The C series of analyses refers to the same setup as the B series, but with two topological constraints for deep-level angiosperm relationships: (1) Amborella sister to the rest of angiosperms; (2) Monocotyledoneae+Ceratophyllaceae+ Eudicotyledoneae together forming a clade (excluding Chloranthaceae and Magnoliidae; Supplementary Fig. 1). These two constraints are supported by the majority of phylogenomic analyses based on complete plastid genomes17,43,44,45 and are consistent with the 17-gene analyses of Soltis et al.16. The results from the C series were very similar to those of the A and B series (see Supplementary Discussion).

The D and E series were set up with two alternative topological constraints for major clades of angiosperms suggested by recent nuclear phylotranscriptomic analyses (Supplementary Discussion and Supplementary Fig. 1).

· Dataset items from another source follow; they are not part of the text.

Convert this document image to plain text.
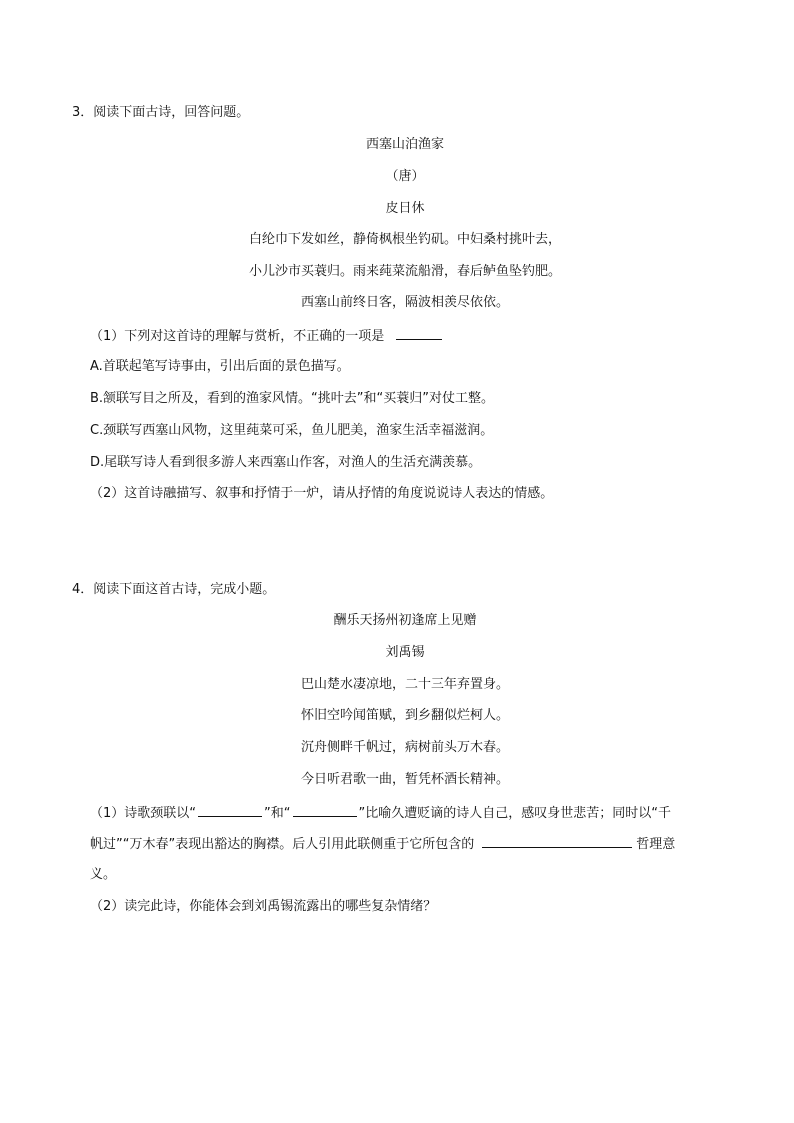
3．阅读下面古诗，回答问题。
西塞山泊渔家
（唐）
皮日休
白纶巾下发如丝，静倚枫根坐钓矶。中妇桑村挑叶去，
小儿沙市买蓑归。雨来莼菜流船滑，春后鲈鱼坠钓肥。
西塞山前终日客，隔波相羡尽依依。
（1）下列对这首诗的理解与赏析，不正确的一项是
A.首联起笔写诗事由，引出后面的景色描写。
B.颔联写目之所及，看到的渔家风情。“挑叶去”和“买蓑归”对仗工整。
C.颈联写西塞山风物，这里莼菜可采，鱼儿肥美，渔家生活幸福滋润。
D.尾联写诗人看到很多游人来西塞山作客，对渔人的生活充满羡慕。
（2）这首诗融描写、叙事和抒情于一炉，请从抒情的角度说说诗人表达的情感。
4．阅读下面这首古诗，完成小题。
酬乐天扬州初逢席上见赠
刘禹锡
巴山楚水凄凉地，二十三年弃置身。
怀旧空吟闻笛赋，到乡翻似烂柯人。
沉舟侧畔千帆过，病树前头万木春。
今日听君歌一曲，暂凭杯酒长精神。
（1）诗歌颈联以“	”和“	”比喻久遭贬谪的诗人自己，感叹身世悲苦；同时以“千
帆过”“万木春”表现出豁达的胸襟。后人引用此联侧重于它所包含的	哲理意
义。
（2）读完此诗，你能体会到刘禹锡流露出的哪些复杂情绪？
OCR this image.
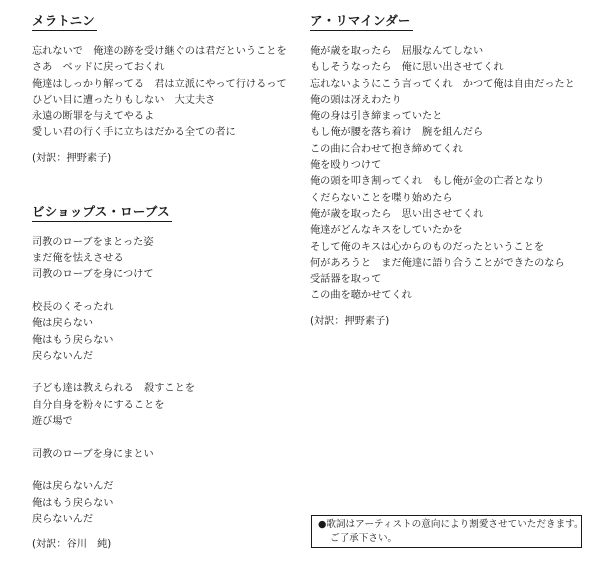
メラトニン
忘れないで　俺達の跡を受け継ぐのは君だということを
さあ　ベッドに戻っておくれ
俺達はしっかり解ってる　君は立派にやって行けるって
ひどい目に遭ったりもしない　大丈夫さ
永遠の断罪を与えてやるよ
愛しい君の行く手に立ちはだかる全ての者に
(対訳：押野素子)
ビショップス・ローブス
司教のローブをまとった姿
まだ俺を怯えさせる
司教のローブを身につけて
校長のくそったれ
俺は戻らない
俺はもう戻らない
戻らないんだ
子ども達は教えられる　殺すことを
自分自身を粉々にすることを
遊び場で
司教のローブを身にまとい
俺は戻らないんだ
俺はもう戻らない
戻らないんだ
(対訳：谷川　純)
ア・リマインダー
俺が歳を取ったら　屈服なんてしない
もしそうなったら　俺に思い出させてくれ
忘れないようにこう言ってくれ　かつて俺は自由だったと
俺の頭は冴えわたり
俺の身は引き締まっていたと
もし俺が腰を落ち着け　腕を組んだら
この曲に合わせて抱き締めてくれ
俺を殴りつけて
俺の頭を叩き割ってくれ　もし俺が金の亡者となり
くだらないことを喋り始めたら
俺が歳を取ったら　思い出させてくれ
俺達がどんなキスをしていたかを
そして俺のキスは心からのものだったということを
何があろうと　まだ俺達に語り合うことができたのなら
受話器を取って
この曲を聴かせてくれ
(対訳：押野素子)
●歌詞はアーティストの意向により割愛させていただきます。
ご了承下さい。
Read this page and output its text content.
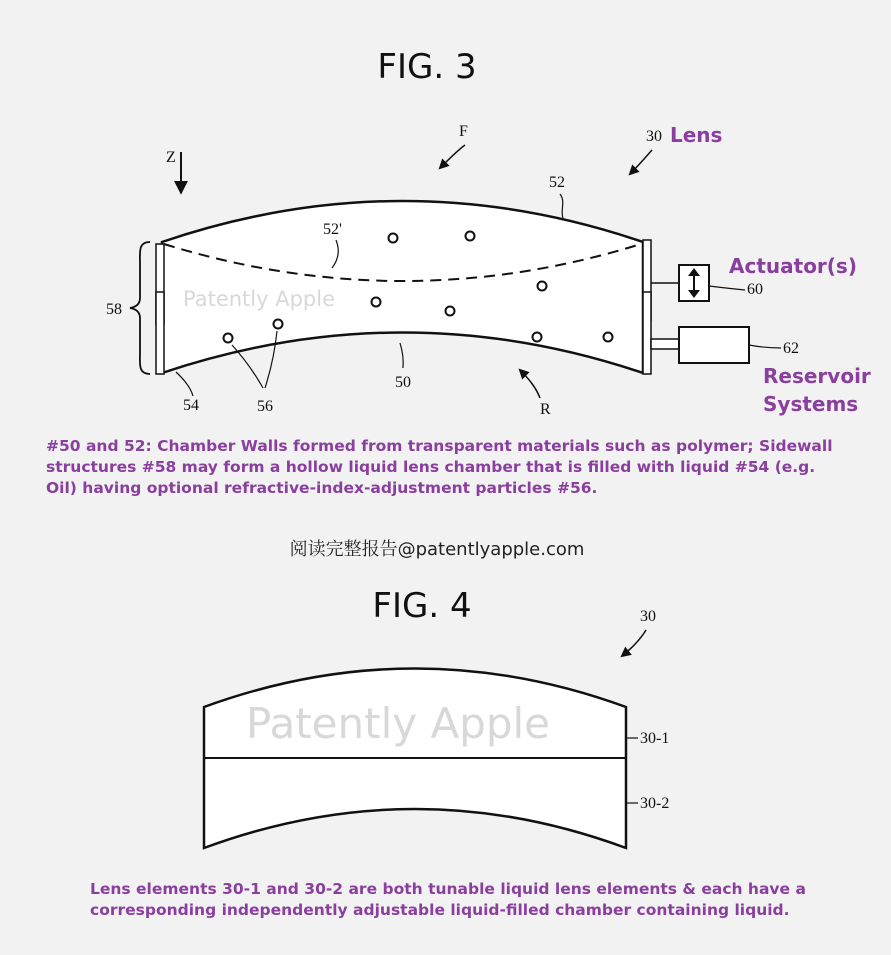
FIG. 3
Z
F	30 Lens
52
52'
58	Patently Apple
54	56
50
R
60
Actuator(s)
62
Reservoir
Systems
阅读完整报告@patentlyapple.com
FIG. 4	30
Patently Apple	30-1
30-2

#50 and 52: Chamber Walls formed from transparent materials such as polymer; Sidewall structures #58 may form a hollow liquid lens chamber that is filled with liquid #54 (e.g. Oil) having optional refractive-index-adjustment particles #56.

Lens elements 30-1 and 30-2 are both tunable liquid lens elements & each have a corresponding independently adjustable liquid-filled chamber containing liquid.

In the D series, we constrained Chloranthaceae, Magnoliidae, Ceratophyllaceae and Eudicotyledoneae to form a clade23. In the E series, we constrained Chloranthaceae and Ceratophyllaceae to be sister taxa46,47.

In addition, we tested the impact of the age of the angiosperms on our ancestral state reconstructions. The original analyses of Magallón et al.1 included a narrow age constraint of 136–139.35 Ma on the crown-group age of angiosperms based on a quantitative analysis of the fossil record. The A200, B200, C200, D200 and E200 series refer to the exact same setups as the A, B, C, D and E series, but with this constraint removed, resulting in chronograms with crown angiosperms typically over 200 Ma old.

All new phylogenetic and molecular dating analyses were conducted with BEAST 1.8 (ref. 42) using the same settings, fossil calibrations and protocols as in the A series1. For the B series, five independent Markov Chain Monte Carlo (MCMC) runs of different length (up to 20M generations) were conducted, for a total of ca. 71M generations (after discarding the first 2M generations from each run as burn-in). The posterior was resampled every 50K generations to produce a set of 1,412 trees used in the Bayesian trait analyses. For the C series, six runs were conducted for a total of ca. 85M generations, which were resampled every 50K generation to produce a set of 1,706 trees. For each of the D, E, B200, C200, D200 and E200 series of analyses, two runs were conducted for a total of 36M generations, which were resampled every 35K generation to produce sets of 1,028 trees. We note that the effective sample size for some parameters of these analyses did not all reach 200 as recommended, suggesting that longer runs might be needed for accurate estimation of phylogenetic relationships and divergence times, consistent with the previous finding that this large data set is difficult to analyse with a Bayesian relaxed clock without fixing the topology1. We argue that the posterior samples we obtained here are acceptable for the purpose of this study, because the goal of our reanalyses of the Magallón et al.1 data set was to take into account and evaluate the impact of phylogenetic uncertainty on the results from the A series (the original trees from Magallón et al.1, with fixed topology). As we report in detail in the Supplementary Discussion, the estimated general topology, divergence times and ancestral states were remarkably similar across tree series (Supplementary Data 1 and Supplementary Tables 1 and 2). However, we recommend caution with the use of these trees for purposes other than this study. The MCC tree from each BEAST analysis is provided as Supplementary Data 3–12.

Terminal taxa in the original molecular data set of Magallón et al.1 were either species or genera, with different species sampled for different genes. For this study, we transformed the trees of hybrid terminal taxa into trees of species by choosing the species with the most genes sampled for each hybrid (genus-level) terminal taxon. This allowed us to produce trees of 792 species and prepare a matching data set of floral traits for exactly the same species, following a strict exemplar approach (see below). All of our trees also included six outgroup gymnosperm species. Because floral traits are not applicable outside angiosperms (unless controversial homology statements are made), these species were not included in our data set of floral traits and were pruned out of the trees before ancestral state reconstruction. Clade names in this paper follow APG IV48 and the Angiosperm Phylogeny Website49 for orders and families, and Cantino et al.50 and Soltis et al.16 for all clades above order.

Data set of floral traits

We recorded 21 floral traits in 792 species of angiosperms using the collaborative database PROTEUS51. The floral traits were chosen and defined to be as broadly applicable as possible. For instance, we do not have a character for the number of petals in this data set, because not all angiosperms have petals and all petals are not necessarily homologous. Instead, we recorded the total number of perianth parts (sepals plus petals, or tepals). All characters are explained and justified in detail in the Supplementary Methods.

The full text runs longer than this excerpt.